Il primo cavallo di Troia è la crescente tendenza dei progressisti ortodossi a imitare l'infame accusa del "branco di miserabili" fatta da Hilary Clinton il 9 settembre 2016 contro la metà dei sostenitori del suo avversario. In questo caso gli epiteti nascono dall'inimicizia teologia invece che da quella politica.
Alcuni di questi neologismi sembrano un po' forzati. Per esempio, Aristotele Papanikolaou, professore di teologia e cultura ortodossa e co-direttore del Centro di studi cristiani ortodossi (OCSC) dell'Università di Fordham, ha rispolverato un'antica eresia cristologica.
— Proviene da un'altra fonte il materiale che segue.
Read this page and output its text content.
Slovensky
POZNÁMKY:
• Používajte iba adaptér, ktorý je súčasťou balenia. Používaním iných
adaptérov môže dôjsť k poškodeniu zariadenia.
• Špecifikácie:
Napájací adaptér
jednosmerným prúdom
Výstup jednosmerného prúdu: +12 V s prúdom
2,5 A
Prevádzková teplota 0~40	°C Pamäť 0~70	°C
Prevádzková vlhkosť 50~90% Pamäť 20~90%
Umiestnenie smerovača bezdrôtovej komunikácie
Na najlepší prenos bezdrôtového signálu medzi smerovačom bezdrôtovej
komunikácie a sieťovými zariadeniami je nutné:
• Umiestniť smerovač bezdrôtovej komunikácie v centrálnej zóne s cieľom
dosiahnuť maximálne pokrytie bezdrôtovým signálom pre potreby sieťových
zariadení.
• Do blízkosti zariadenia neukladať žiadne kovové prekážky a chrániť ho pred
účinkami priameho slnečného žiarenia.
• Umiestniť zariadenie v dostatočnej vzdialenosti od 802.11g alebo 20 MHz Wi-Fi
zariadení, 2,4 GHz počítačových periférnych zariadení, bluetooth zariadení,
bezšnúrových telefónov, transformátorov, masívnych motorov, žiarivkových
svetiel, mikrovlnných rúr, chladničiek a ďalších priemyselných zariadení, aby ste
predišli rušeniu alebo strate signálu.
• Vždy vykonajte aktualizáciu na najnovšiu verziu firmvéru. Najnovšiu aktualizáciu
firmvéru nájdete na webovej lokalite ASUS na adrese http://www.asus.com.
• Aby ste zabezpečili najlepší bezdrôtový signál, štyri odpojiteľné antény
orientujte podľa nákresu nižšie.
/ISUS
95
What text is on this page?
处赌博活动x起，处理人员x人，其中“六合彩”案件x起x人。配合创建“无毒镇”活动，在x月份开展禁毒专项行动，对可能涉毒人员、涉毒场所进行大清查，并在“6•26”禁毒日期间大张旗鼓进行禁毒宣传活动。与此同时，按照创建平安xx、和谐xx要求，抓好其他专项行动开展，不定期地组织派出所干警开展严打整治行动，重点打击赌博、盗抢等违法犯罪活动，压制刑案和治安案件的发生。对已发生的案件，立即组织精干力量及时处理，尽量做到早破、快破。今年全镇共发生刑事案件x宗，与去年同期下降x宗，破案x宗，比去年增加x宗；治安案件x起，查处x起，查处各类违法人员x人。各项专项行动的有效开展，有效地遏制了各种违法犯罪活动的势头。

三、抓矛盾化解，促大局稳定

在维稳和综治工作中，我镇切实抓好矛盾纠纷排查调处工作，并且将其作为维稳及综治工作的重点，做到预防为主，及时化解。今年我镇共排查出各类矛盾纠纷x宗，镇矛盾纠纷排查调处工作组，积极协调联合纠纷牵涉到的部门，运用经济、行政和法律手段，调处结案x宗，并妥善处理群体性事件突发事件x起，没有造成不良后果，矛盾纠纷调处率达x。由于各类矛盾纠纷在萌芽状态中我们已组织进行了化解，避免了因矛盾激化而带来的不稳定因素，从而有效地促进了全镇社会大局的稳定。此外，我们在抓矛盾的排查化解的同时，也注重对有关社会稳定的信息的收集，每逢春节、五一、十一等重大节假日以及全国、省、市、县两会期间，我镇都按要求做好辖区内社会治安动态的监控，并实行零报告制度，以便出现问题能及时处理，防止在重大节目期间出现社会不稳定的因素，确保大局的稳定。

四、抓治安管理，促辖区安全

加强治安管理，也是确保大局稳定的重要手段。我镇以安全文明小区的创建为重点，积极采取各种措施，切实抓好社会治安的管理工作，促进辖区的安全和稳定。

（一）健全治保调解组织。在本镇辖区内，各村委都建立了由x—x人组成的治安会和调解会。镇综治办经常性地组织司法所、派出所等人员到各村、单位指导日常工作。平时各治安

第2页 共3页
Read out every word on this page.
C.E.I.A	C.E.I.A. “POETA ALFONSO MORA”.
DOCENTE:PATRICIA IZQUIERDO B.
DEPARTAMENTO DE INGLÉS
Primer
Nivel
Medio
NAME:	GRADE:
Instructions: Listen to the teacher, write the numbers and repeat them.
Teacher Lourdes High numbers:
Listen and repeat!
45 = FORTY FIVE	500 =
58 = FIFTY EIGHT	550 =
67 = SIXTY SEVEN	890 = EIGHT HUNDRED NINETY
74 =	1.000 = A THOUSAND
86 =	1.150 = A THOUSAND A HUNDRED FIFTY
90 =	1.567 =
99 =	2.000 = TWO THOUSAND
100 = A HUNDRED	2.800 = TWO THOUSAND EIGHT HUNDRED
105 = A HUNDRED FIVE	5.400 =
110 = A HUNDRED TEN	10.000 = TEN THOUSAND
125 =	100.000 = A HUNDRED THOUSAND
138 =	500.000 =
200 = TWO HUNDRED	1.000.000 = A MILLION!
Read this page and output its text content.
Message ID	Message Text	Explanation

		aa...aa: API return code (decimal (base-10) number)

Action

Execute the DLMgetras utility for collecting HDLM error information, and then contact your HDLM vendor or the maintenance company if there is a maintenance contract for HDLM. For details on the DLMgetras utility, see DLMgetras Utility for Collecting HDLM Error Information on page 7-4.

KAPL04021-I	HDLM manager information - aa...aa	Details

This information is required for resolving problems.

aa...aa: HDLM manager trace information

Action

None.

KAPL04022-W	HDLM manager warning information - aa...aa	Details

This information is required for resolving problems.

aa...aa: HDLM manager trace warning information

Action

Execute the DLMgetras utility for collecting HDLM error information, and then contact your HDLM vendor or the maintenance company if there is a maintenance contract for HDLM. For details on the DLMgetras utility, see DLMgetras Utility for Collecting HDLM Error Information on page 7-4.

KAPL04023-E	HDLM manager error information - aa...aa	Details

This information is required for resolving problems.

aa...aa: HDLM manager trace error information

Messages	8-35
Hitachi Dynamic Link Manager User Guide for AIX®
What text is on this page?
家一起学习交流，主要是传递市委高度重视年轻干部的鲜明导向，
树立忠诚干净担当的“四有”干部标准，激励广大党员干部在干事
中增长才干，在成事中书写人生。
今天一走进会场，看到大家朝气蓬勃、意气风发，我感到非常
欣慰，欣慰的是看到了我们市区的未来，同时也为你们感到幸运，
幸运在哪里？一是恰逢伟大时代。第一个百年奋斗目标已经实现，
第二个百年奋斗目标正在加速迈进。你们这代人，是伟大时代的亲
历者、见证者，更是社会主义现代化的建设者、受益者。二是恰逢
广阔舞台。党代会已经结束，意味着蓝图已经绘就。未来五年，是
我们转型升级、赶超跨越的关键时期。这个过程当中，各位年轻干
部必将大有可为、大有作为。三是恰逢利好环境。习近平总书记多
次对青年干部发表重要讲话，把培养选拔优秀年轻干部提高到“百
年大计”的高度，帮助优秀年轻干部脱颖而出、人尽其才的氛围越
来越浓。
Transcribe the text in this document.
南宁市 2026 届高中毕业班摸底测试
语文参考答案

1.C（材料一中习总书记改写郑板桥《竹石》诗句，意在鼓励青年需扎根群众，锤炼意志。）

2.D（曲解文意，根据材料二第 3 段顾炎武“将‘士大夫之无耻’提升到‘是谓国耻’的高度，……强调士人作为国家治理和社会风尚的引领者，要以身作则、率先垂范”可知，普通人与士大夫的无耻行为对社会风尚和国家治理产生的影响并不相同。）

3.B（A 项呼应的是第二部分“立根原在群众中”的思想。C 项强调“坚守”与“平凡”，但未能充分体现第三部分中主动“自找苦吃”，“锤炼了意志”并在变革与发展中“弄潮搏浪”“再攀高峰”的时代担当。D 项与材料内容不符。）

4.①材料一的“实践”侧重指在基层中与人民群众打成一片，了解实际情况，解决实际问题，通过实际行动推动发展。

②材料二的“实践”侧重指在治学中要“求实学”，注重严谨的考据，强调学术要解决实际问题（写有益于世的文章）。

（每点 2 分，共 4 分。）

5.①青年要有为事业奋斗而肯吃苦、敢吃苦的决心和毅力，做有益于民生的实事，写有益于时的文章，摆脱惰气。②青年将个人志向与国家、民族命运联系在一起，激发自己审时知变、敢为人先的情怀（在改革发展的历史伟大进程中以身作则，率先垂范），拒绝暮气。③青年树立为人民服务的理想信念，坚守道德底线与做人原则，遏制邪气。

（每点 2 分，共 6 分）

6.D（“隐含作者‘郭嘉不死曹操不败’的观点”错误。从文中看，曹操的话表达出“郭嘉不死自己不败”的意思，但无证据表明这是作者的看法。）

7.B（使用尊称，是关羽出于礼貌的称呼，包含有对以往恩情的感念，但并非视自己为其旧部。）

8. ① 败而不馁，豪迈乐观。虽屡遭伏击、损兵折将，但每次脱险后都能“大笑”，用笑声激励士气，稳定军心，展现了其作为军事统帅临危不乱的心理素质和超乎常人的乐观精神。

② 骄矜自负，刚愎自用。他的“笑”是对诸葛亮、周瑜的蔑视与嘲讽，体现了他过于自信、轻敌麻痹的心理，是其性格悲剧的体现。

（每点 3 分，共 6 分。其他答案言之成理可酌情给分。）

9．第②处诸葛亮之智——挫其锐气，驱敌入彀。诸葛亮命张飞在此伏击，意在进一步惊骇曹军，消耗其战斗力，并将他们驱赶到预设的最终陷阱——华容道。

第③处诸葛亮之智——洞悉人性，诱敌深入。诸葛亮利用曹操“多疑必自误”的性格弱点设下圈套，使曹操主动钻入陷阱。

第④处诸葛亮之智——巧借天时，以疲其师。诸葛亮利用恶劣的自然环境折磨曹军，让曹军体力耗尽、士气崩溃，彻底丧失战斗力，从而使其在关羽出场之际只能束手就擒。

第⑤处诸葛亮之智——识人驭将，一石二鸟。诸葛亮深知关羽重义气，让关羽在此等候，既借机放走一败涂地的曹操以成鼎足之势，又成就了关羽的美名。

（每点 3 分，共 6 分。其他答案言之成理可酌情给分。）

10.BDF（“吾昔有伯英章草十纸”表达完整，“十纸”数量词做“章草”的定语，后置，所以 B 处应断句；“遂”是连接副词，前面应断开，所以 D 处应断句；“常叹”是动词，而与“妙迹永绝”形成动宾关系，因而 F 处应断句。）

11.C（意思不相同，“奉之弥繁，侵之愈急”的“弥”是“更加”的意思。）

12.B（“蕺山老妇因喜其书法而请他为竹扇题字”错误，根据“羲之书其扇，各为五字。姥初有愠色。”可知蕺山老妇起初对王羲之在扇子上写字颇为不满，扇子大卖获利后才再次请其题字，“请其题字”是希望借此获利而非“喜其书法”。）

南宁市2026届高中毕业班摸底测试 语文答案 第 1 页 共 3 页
Egli percepisce ciò che chiama "nestorianesimo politico" – definito come "una politica di dualismo, una politica di noi contro di loro, una politica di demonizzazione" – tra i cristiani americani, compresi gli ortodossi, che non riescono a vedere determinate questioni politiche se non guidate da un piano umanistico senza Dio, politicamente liberale". [2] Questo è un eccesso retorico rivolto a colleghi cristiani che, diciamo, sono più tradizionalisti di lui.
L'insulto preferito nella sinistra ortodossa sembra essere "fondamentalista". Non importa la provenienza evangelica protestante di questo termine, datata 1922, quando Curtis Lee Laws prese spunto dalla pubblicazione dei trattati dei fondamenti nel decennio precedente. Non importa che il termine abbia avuto inizio come un marchio di onore. Non importa la strana applicazione errata fin dagli anni '80 a grandi fasce dell'islam e a elementi reazionari in altre comunità religiose. La sinistra ortodossa semplicemente echeggia l'iperbole anti-evangelica delle principali denominazioni protestanti liberali nel Consiglio Nazionale delle Chiese e nel Consiglio Mondiale delle Chiese, con cui hanno condiviso tarallucci e vino per tanti anni.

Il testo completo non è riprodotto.